The AARP, which claims more than 37 million members, is also defending the fiduciary rule. “We look forward to continuing to advocate for the successful implementation of this rule so that advisers can no longer legally trick retirement savers into risky or high-fee investment vehicles,” said Nancy LeaMond, the organization’s executive vice president.
But the rule also has support from some populists who want to help working-class Americans grow their retirement nest-eggs. Brendan Maher, a plaintiff’s lawyer in L.A. for example, argued that the rule helps small-dollar retirees, according to the BNA news service.
“The future of this rule is interesting, because whatever we believe about Trump, he ran on a platform of economic populism,” Maher said. “This is actually a fairly easy place for him to score some points.”

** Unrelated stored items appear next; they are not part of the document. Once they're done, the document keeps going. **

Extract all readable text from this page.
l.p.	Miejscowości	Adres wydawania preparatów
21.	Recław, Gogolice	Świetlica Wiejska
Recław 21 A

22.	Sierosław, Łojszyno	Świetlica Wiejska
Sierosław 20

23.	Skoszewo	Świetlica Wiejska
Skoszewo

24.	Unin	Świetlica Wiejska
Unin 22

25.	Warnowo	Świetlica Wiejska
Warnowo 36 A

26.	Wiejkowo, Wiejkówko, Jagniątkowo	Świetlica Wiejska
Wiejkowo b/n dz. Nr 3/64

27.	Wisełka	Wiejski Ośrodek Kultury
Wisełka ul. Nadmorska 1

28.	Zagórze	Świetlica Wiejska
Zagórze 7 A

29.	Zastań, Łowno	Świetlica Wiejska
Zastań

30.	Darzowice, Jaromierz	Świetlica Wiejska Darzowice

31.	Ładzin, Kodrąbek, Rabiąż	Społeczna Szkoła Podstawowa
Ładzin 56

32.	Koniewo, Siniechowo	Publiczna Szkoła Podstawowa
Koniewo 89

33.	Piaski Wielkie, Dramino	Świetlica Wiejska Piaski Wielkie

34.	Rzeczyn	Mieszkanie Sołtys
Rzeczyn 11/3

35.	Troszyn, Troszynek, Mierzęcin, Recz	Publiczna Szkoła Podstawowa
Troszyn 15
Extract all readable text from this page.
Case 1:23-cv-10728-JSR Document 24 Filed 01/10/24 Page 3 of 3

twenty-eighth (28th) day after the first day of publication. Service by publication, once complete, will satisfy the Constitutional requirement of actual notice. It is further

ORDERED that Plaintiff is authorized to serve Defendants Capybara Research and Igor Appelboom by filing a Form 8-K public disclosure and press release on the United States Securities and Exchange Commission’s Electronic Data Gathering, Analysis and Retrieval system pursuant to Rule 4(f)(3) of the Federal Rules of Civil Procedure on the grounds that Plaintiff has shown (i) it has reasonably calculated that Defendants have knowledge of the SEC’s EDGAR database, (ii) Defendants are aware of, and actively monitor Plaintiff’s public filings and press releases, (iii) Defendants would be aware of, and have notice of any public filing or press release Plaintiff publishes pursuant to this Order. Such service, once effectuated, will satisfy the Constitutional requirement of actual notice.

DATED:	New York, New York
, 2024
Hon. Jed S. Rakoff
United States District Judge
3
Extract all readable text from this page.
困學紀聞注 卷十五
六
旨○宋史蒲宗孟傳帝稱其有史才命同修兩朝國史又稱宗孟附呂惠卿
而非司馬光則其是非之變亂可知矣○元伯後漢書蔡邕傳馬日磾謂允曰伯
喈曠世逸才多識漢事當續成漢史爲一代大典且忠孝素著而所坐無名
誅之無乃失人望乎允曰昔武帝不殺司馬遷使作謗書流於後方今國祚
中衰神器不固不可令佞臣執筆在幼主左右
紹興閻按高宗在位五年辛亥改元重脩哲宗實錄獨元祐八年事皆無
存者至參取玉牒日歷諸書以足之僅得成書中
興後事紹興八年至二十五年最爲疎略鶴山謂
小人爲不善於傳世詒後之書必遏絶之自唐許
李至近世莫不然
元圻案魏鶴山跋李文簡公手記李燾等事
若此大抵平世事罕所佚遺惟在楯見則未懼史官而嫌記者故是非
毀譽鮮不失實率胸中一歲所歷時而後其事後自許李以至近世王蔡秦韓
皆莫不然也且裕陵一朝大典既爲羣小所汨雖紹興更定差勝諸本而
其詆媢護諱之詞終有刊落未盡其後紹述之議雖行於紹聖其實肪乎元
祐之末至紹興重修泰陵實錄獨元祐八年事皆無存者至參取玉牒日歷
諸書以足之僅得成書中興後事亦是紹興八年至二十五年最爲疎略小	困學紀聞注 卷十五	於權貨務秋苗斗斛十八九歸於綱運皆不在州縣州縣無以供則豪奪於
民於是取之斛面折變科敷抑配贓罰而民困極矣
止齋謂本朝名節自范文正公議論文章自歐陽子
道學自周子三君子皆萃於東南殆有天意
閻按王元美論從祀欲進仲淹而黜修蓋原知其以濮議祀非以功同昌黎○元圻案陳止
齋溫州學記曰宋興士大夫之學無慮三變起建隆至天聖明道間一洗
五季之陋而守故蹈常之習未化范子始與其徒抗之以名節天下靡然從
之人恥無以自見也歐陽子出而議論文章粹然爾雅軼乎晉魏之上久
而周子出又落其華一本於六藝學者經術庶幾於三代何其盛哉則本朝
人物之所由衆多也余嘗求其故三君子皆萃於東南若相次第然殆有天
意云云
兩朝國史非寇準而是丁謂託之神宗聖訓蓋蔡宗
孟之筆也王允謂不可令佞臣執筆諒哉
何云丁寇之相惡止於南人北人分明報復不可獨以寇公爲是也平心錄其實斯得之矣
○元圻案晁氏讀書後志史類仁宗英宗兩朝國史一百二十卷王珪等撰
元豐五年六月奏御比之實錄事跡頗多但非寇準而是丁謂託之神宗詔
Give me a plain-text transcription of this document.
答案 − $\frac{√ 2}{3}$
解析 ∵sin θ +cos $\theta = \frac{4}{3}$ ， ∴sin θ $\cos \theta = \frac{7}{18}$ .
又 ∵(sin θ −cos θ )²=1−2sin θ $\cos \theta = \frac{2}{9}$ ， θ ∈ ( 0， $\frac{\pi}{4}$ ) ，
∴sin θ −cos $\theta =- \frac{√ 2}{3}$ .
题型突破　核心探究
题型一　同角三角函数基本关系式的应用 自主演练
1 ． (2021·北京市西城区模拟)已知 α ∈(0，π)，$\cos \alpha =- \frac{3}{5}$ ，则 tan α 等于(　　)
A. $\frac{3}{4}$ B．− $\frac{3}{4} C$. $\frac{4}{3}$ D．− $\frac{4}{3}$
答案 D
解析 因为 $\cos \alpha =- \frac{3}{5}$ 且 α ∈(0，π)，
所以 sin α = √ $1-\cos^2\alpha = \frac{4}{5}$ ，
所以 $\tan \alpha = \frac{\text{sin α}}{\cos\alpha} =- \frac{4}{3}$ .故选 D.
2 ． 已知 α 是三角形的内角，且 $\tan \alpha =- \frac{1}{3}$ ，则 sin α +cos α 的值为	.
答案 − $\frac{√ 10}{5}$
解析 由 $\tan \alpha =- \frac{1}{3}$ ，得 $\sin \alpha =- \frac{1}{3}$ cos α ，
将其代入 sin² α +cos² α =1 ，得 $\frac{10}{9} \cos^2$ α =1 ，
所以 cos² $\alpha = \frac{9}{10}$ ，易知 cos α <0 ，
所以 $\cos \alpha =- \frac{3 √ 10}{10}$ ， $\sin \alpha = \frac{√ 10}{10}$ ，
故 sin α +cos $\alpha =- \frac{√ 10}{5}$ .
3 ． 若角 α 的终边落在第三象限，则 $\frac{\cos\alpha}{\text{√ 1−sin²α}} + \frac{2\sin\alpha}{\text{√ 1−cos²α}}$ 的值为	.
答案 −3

Because the fiduciary rule is aimed at helping “little guy consumers” in the face of controversial financial industry practices, it presents Trump with an opportunity to curry favor with those who support his more populist tendencies, Maher said. He was quick to add that he’s “not that optimistic” this scenario will play out.
“I think the future of the rule depends on the political will of the Trump administration, which is less predictable than we might expect,” Maher said.
Rostad says the rule is doomed because Wall Street has huge sway in Washington and with the GOP. Even the June date set by the agency officials won’t save the rule if the White Hosue wants it dead, he said. “The Department of Labor have set the stage for being able to come back in December and repeal the whole damn thing,” he said, adding that the Wall Street companies are being greedy in demanding the rule’s demise even before it comes into force.
Because of Wall Street’s influence, including with Trump’s economic policy director, Gary Cohn, Rostad said. “The outcome of the process is 95 percent forgone conclusion — [and] the 5 percent variable is whether somebody in the White House gets a different type of [pro-rule] command down to the Department of Labor.”